We’ve made it a general rule to move away from relying on fixtures in our projects. The main reasons are:
- Fixtures are fragile. They often break when the schema changes or even worse they appear to work but introduce subtle bugs.
- Extra work is sometimes needed in order to make fixtures portable (for example defining natural keys).
- Processing large fixtures can be very slow, which slows down installation and testing cycles.
- Other smart people in the community are recommending the same approach.
We look for good tools that are usually classified as either data generation or fixture factory. We’ve had some success with django-whatever and wanted to share a few tips. Some of the benefits of django-whatever:
- Generating one or many instances of a Model can be done in a line or two of code.
- Easy to handle things like non-standard primary keys or recursive relationships
- Using a random generator, you get fuzz testing for free.
Like all powerful tools, it is easy to accidentally inflict pain. A few lessons we’ve learned:
- If you have tests that fail randomly, it may be caused by a field on the model receiving random values whereas the tests are expecting a constant value.
- Use any_user when creating User instances.

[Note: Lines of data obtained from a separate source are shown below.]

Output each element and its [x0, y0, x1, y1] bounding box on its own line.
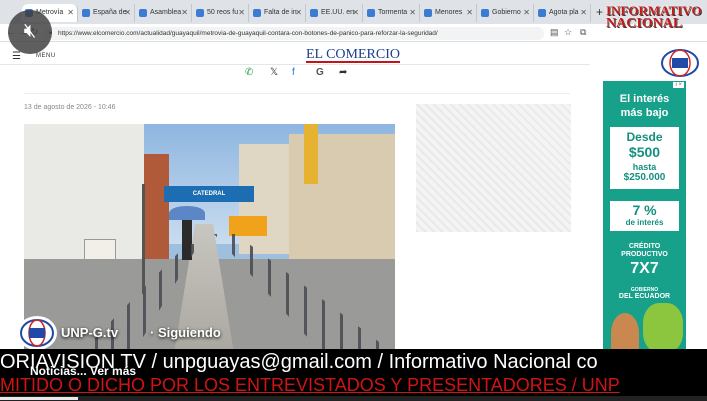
video-progress-track[interactable]	[0, 396, 707, 401]
close-tab-icon[interactable]: ✕	[238, 8, 245, 17]
x-icon[interactable]: 𝕏	[270, 67, 278, 78]
unp-tv-logo-icon	[20, 319, 54, 347]
tab-50-reos[interactable]: 50 reos fu ✕	[193, 4, 249, 22]
url-text: https://www.elcomercio.com/actualidad/gu…	[58, 30, 438, 37]
screen: Metrovía ✕ España de ✕ Asamblea ✕ 50 reos f…	[0, 0, 707, 401]
favicon-icon	[424, 9, 432, 17]
favicon-icon	[253, 9, 261, 17]
lamp-post	[142, 184, 145, 294]
channel-avatar[interactable]	[17, 316, 57, 350]
favicon-icon	[367, 9, 375, 17]
building-yellow	[304, 124, 318, 184]
ad-person-illustration	[611, 313, 639, 353]
close-tab-icon[interactable]: ✕	[181, 8, 188, 17]
building-red	[144, 154, 169, 274]
ad-product-line-2: PRODUCTIVO	[621, 251, 668, 258]
ad-amount-box: Desde $500 hasta $250.000	[610, 127, 679, 189]
facebook-icon[interactable]: f	[292, 67, 295, 78]
google-icon[interactable]: G	[316, 67, 324, 78]
tab-gobierno[interactable]: Gobierno ✕	[478, 4, 534, 22]
ad-banner[interactable]: i × El interés más bajo Desde $500 hasta…	[603, 81, 686, 353]
favicon-icon	[196, 9, 204, 17]
tab-label: Falta de in	[264, 9, 297, 16]
tab-label: Asamblea	[150, 9, 182, 16]
favicon-icon	[538, 9, 546, 17]
share-icon[interactable]: ➦	[339, 67, 347, 78]
close-tab-icon[interactable]: ✕	[580, 8, 587, 17]
ad-gov-line-2: DEL ECUADOR	[618, 293, 671, 300]
close-tab-icon[interactable]: ✕	[523, 8, 530, 17]
ad-desde-label: Desde	[626, 130, 663, 144]
bus	[229, 216, 267, 236]
ad-placeholder	[416, 104, 571, 232]
channel-name[interactable]: UNP-G.tv	[61, 325, 118, 340]
umbrella	[169, 206, 205, 220]
tab-label: Gobierno	[492, 9, 521, 16]
tab-tormenta[interactable]: Tormenta ✕	[364, 4, 420, 22]
favicon-icon	[310, 9, 318, 17]
close-tab-icon[interactable]: ✕	[352, 8, 359, 17]
menu-label[interactable]: MENU	[36, 53, 56, 59]
ad-line-1: El interés	[619, 93, 670, 105]
tab-menores[interactable]: Menores ✕	[421, 4, 477, 22]
tab-label: EE.UU. en	[321, 9, 355, 16]
mute-icon[interactable]: 🔇︎	[8, 10, 52, 54]
favicon-icon	[139, 9, 147, 17]
extensions-icon[interactable]: ⧉	[580, 27, 586, 38]
bus-stop-roof: CATEDRAL	[164, 186, 254, 202]
favicon-icon	[82, 9, 90, 17]
news-see-more-link[interactable]: Noticias... Ver más	[30, 364, 136, 378]
tab-falta[interactable]: Falta de in ✕	[250, 4, 306, 22]
tab-label: Agota pla	[549, 9, 579, 16]
hamburger-icon[interactable]: ☰	[12, 51, 21, 62]
tab-asamblea[interactable]: Asamblea ✕	[136, 4, 192, 22]
close-tab-icon[interactable]: ✕	[67, 8, 74, 17]
ad-line-2: más bajo	[620, 107, 669, 119]
divider	[24, 93, 570, 94]
ad-rate-label: de interés	[625, 218, 664, 227]
unp-tv-logo-icon	[661, 49, 699, 77]
article-photo: CATEDRAL	[24, 124, 395, 354]
ad-product-code: 7X7	[630, 260, 659, 277]
tab-label: 50 reos fu	[207, 9, 239, 16]
whatsapp-icon[interactable]: ✆	[245, 67, 253, 78]
ad-hasta-label: hasta	[632, 162, 657, 172]
tab-label: España de	[93, 9, 127, 16]
follow-status[interactable]: · Siguiendo	[150, 325, 221, 340]
broadcaster-line-2: NACIONAL	[606, 16, 683, 31]
site-header: ☰ MENU EL COMERCIO	[0, 43, 590, 65]
favicon-icon	[481, 9, 489, 17]
tab-label: Tormenta	[378, 9, 408, 16]
close-tab-icon[interactable]: ✕	[466, 8, 473, 17]
article-date: 13 de agosto de 2026 - 10:46	[24, 104, 116, 111]
new-tab-button[interactable]: +	[596, 5, 603, 19]
ad-choices-icon[interactable]: i ×	[673, 82, 684, 88]
ad-hasta-amount: $250.000	[623, 172, 666, 183]
tab-eeuu[interactable]: EE.UU. en ✕	[307, 4, 363, 22]
close-tab-icon[interactable]: ✕	[124, 8, 131, 17]
close-tab-icon[interactable]: ✕	[295, 8, 302, 17]
tab-espana[interactable]: España de ✕	[79, 4, 135, 22]
url-field[interactable]: 🔒︎ https://www.elcomercio.com/actualidad…	[44, 27, 544, 40]
broadcaster-logo: INFORMATIVO NACIONAL	[606, 4, 702, 31]
site-logo[interactable]: EL COMERCIO	[306, 48, 400, 63]
ad-banana-illustration	[643, 303, 683, 353]
tab-label: Menores	[435, 9, 463, 16]
parked-car	[84, 239, 116, 261]
video-progress-fill	[0, 397, 78, 400]
close-tab-icon[interactable]: ✕	[409, 8, 416, 17]
bookmark-star-icon[interactable]: ☆	[564, 27, 572, 38]
browser-tab-strip: Metrovía ✕ España de ✕ Asamblea ✕ 50 reos f…	[0, 0, 707, 24]
address-bar-row: ← → ↻ 🔒︎ https://www.elcomercio.com/actu…	[0, 24, 707, 42]
ad-rate: 7 %	[632, 202, 657, 218]
reader-icon[interactable]: ▤	[550, 27, 559, 38]
tab-agota[interactable]: Agota pla ✕	[535, 4, 591, 22]
ad-product-line-1: CRÉDITO	[628, 243, 661, 250]
ad-desde-amount: $500	[628, 144, 661, 160]
ad-rate-box: 7 % de interés	[610, 201, 679, 231]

Finally, we’ve been discussing lately the merits of using something more declarative like factory-boy or perhaps finding another way to generate a full range of fuzz values without being so coupled to the unit tests. Lately we’ve found that patterns of similarity emerge between the parts of the unit test code and the data generation code. Once you have a solid base, it becomes frequently helpful to be able to use code to quickly generate real-world scenarios with complex relationships for testing and feedback.
What are your ideas about managing complex fixture data generation?